Google, Yahoo, and Microsoft all announced this morning that they’re supporting an addition to the Sitemaps protocol that makes it easier for site owners with multiple subdomains to manage sitemap files.
In the past, you were forced to maintain an XML sitemap in the same domain as the domain which it referred to. i.e. www.hallme.com would have a sitemap for this domain, and blog.hallme.com would also need its own sitemap hosted on its own domain. There was no way to specify that we wanted blog.hallme.com to have a sitemap hosted on www.hallme.com, nor could we for www.hallblog.com.
For most site owners, this isn’t much of an issue, but if your business consists of multiple web properties, or many subdomains, the management of the sitemaps protocol could be quite a chore! (Imagine a scalable CMS such as wordpress.com).
The update makes life a lot easier for webmasters in these situations. Now, you can host all of your sitemaps for multiple domains at a single domain, and then use your robots.txt file to point search engines to the location of the correct sitemap.
So let’s say we want www.masterdomain.com to have the sitemap for subdomain.masterdomain.com.
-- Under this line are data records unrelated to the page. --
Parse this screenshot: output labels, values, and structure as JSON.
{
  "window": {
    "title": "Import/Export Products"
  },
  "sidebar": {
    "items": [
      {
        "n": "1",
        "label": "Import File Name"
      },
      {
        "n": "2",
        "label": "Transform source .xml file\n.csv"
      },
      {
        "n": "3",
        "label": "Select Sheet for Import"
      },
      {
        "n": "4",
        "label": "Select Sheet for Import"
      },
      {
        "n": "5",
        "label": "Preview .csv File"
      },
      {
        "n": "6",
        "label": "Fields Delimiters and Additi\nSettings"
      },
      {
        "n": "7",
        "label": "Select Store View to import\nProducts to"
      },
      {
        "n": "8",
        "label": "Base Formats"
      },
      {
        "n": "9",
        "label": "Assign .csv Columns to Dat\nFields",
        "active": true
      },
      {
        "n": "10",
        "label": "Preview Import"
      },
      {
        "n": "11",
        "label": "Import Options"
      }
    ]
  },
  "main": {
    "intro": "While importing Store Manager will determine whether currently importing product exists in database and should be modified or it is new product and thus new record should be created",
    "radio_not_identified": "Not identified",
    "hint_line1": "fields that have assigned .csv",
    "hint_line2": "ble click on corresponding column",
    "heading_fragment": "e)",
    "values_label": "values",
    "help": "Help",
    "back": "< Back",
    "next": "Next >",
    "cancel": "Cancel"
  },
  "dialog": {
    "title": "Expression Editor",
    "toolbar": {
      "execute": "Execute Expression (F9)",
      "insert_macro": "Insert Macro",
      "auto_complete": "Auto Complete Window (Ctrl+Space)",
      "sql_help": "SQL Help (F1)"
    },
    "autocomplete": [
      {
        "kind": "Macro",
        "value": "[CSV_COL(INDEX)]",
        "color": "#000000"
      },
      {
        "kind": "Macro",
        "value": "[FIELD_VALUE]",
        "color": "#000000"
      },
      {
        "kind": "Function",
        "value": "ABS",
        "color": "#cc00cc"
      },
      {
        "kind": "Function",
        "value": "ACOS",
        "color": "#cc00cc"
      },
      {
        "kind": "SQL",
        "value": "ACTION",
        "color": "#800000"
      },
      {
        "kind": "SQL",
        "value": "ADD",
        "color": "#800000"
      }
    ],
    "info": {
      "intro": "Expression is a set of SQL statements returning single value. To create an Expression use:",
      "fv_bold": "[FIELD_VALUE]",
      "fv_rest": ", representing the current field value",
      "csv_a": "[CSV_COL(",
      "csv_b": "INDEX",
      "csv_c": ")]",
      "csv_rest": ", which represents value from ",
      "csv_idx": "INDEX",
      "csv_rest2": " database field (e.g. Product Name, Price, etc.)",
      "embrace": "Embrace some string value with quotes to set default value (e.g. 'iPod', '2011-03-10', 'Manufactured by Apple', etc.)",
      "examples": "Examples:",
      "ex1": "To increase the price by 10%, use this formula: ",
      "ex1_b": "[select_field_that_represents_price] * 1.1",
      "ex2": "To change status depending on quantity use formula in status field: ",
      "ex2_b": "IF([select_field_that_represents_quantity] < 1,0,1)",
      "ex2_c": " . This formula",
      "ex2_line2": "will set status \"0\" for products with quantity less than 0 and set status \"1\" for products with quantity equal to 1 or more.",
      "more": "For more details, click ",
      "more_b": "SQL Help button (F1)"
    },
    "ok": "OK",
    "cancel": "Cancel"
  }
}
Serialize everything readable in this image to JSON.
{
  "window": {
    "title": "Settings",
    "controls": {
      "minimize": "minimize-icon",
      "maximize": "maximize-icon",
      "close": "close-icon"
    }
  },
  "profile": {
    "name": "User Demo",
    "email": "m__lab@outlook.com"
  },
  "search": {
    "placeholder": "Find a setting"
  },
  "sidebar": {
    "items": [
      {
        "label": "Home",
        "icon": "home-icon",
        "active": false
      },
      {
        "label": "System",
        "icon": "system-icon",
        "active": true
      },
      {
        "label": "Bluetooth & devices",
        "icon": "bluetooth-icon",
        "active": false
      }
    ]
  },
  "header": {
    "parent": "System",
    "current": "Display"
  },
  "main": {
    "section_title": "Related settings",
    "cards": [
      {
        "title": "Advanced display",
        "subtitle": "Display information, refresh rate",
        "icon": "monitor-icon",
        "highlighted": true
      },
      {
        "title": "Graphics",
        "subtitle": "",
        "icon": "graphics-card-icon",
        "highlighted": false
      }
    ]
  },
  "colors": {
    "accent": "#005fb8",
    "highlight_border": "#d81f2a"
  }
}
All you need to do is add the following line to the robots.txt file on subdomain.masterdomain.com:
Sitemap: http://www.masterdomain.com/sitemaps/subdomain.masterdomain.xml
On the same token, www.masterdomainblog.com could have this line added to the robots.txt:
Sitemap: http://www.masterdomain.com/sitemaps/masterdomainblog.xml
For the average small business, this is an interesting, if useless feature, but for businesses spanning multiple web properties, with subdomains, or for businesses like ourselves who manage sitemaps for hundreds of clients, the new update is welcome news indeed!